If ever there’s a warning flag in the dentist’s office, that’s it.
“I have a card my wife gave me this morning,” I said. “She told me to give it to you.” I wriggled my billfold out of my back pocket and handed her the four or five insurance cards I carry around. “It’s one of these.”
She took my insurance card and disappeared for a few minutes. Then came back. “Yep, you’re covered,” she said. “We’re going to need to take some X-Rays.”
“But you guys just did that a few months ago,” I said.
“Well, we need to do it again so I know how to approach your problem.” She grabbed a chunk of cardboard. “Here, put this in your mouth.” Not having any choice, I did. She dropped the lead apron on me and ducked around the corner.
Now, I’ve had dental X-Rays taken five or six times in my life. Usually there are four “sessions.” Four little pieces of cardboard, one at a time, that you gotta put in your mouth with the traditional “bite down, please, and hold still” while they aim something that looks like an animatronic dinosaur at your face. This was NOT like that at all. I don’t know what they were doing, but I would estimate they took twenty or twenty-four X-Rays — and only a few of them were with the little pieces of cardboard. Most of them were some chunk of… I don’t know what it was, but it was on a big stick or clamp or something. “Okay, put this in your mouth,” the lady would say, coming at me with something that looked like it was two feet square, aiming to jam it in my mouth.
Finally she finished with the X-Rays. “Okay,” she said, “this will take us a few minutes. We need to develop them, then we put them all together and we’ll have a good picture of your condition.” I noticed that the whole time I’d been in this particular torture room she’d been referring to “my condition,” but never once told me what it was. “I’ll need you to go out in the waiting room and fill out this form, please,” she said, handing me a clipboard with a piece of paper. “We’ll come and get you when we’re ready to start. This might take a while.”
I mumbled something, grabbed the clipboard and staggered back to the waiting room. Flopping into the nearest chair, I glanced at the form. It was asking me what anesthetics I’m allergic to.
Wait. What are they planning to do to me? I thought I was coming in to get an imaginary cavity filled, but that was nearly two hours ago, and now they’re talking about insurance and anesthetic and “my condition.” This isn’t good.
My jaw throbbed.
I found my phone in my pocket and dialed my favorite number.

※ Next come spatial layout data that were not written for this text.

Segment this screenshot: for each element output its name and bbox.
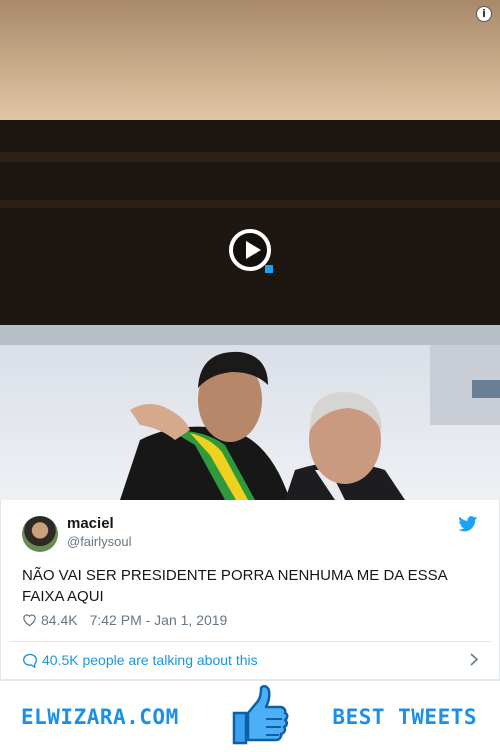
best-tweets-label: BEST TWEETS — [332, 705, 477, 729]
site-name[interactable]: ELWIZARA.COM — [21, 705, 179, 729]
chevron-right-icon — [470, 653, 478, 666]
video-player[interactable]: i — [0, 0, 500, 500]
tweet-timestamp[interactable]: 7:42 PM - Jan 1, 2019 — [90, 612, 228, 628]
speech-bubble-icon — [22, 653, 38, 668]
tweet-meta: 84.4K 7:42 PM - Jan 1, 2019 — [22, 612, 227, 628]
conversation-link[interactable]: 40.5K people are talking about this — [22, 650, 478, 670]
like-count[interactable]: 84.4K — [41, 612, 78, 628]
twitter-bird-icon[interactable] — [458, 516, 478, 532]
user-handle[interactable]: @fairlysoul — [67, 534, 132, 549]
branding-banner: ELWIZARA.COM BEST TWEETS — [0, 680, 500, 752]
media-badge-icon — [265, 265, 273, 273]
display-name[interactable]: maciel — [67, 515, 114, 532]
thumbs-up-icon — [232, 685, 289, 745]
play-icon — [246, 241, 261, 259]
play-button[interactable] — [229, 229, 273, 273]
tweet-text: NÃO VAI SER PRESIDENTE PORRA NENHUMA ME … — [22, 567, 447, 605]
divider — [9, 641, 491, 642]
tweet-card: maciel @fairlysoul NÃO VAI SER PRESIDENT… — [0, 500, 500, 680]
info-icon[interactable]: i — [476, 6, 492, 22]
conversation-label: 40.5K people are talking about this — [42, 652, 258, 668]
avatar[interactable] — [22, 516, 58, 552]
heart-icon[interactable] — [22, 613, 37, 627]
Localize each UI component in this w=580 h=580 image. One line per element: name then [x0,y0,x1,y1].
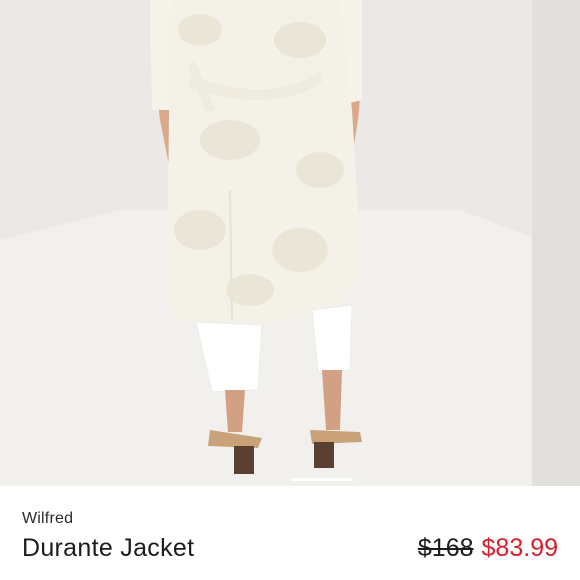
product-prices: $168 $83.99 [418,534,558,563]
product-info-panel: Wilfred Durante Jacket $168 $83.99 [0,486,580,580]
product-brand[interactable]: Wilfred [22,510,73,528]
product-image[interactable] [0,0,580,486]
product-photo-illustration [0,0,580,486]
image-carousel-indicator[interactable] [291,478,353,481]
product-name[interactable]: Durante Jacket [22,534,194,563]
price-original: $168 [417,534,474,562]
price-sale: $83.99 [481,534,558,562]
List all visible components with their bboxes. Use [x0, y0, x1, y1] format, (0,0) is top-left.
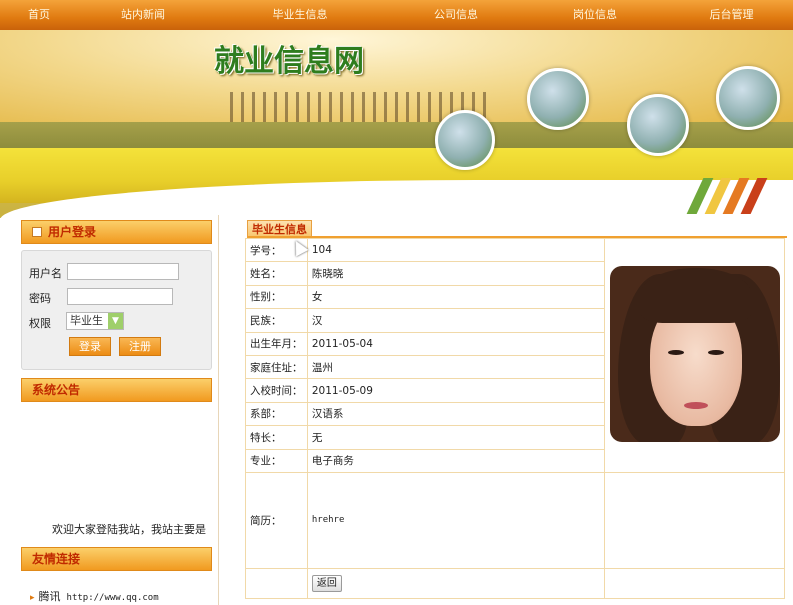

“Hallo?” said my Beloved Viennese Bride, Dagmar.
“Hi Honey. What anesthesia am I allergic to?” I asked, holding onto my jaw.
“Vhat? Are you still at de dentist? Why are you still at de dentist? What do you mean, ‘anesthesia?’ Vhat are dey doing to you?”
“I don’t know, Snookums,” I said. “They filled a cavity I didn’t know I had; now they want me to stay here and wait while they develop X-Rays and they’re talking about putting me under, and I have a meeting in an hour… I just don’t want to be here. My mouth hurts and I just don’t want to be here.” We chatted for a few minutes longer, then Dagmar said, “You just fill out your form. Take it up to the desk when the secretary’s phone rings.”
“What?” I asked. But she’d hung up already. I mentally shrugged to myself and filled out my form, rubbing my aching jaw, pausing every now and then to reflect on my upcoming misery. I still felt bruised from the dentist, now I gotta go back for more. Just as I finished the form, the secretary’s phone rang. I reluctantly took the paper up to the desk, shuffling my feet. The secretary was still talking on the phone. I set the form down. I just don’t want to be here, I thought. The secretary wasn’t paying any attention to me. I gazed wistfully out the front door for a moment, wishing I was elsewhere, anywhere, then glanced back at the secretary. She was laughing into the phone now, not paying the slightest bit of attention…
I bolted. Out the door I ran. I was in the car and on the road in about twenty seconds. My cell phone rang. It was Dagmar. “I vunder if the secretary has noticed you’ve left,” she said.
“How did you know I was gonna run away?” I asked.
“I know you very well,” she said. “Just who do you think the secretary was talking to, anyway?”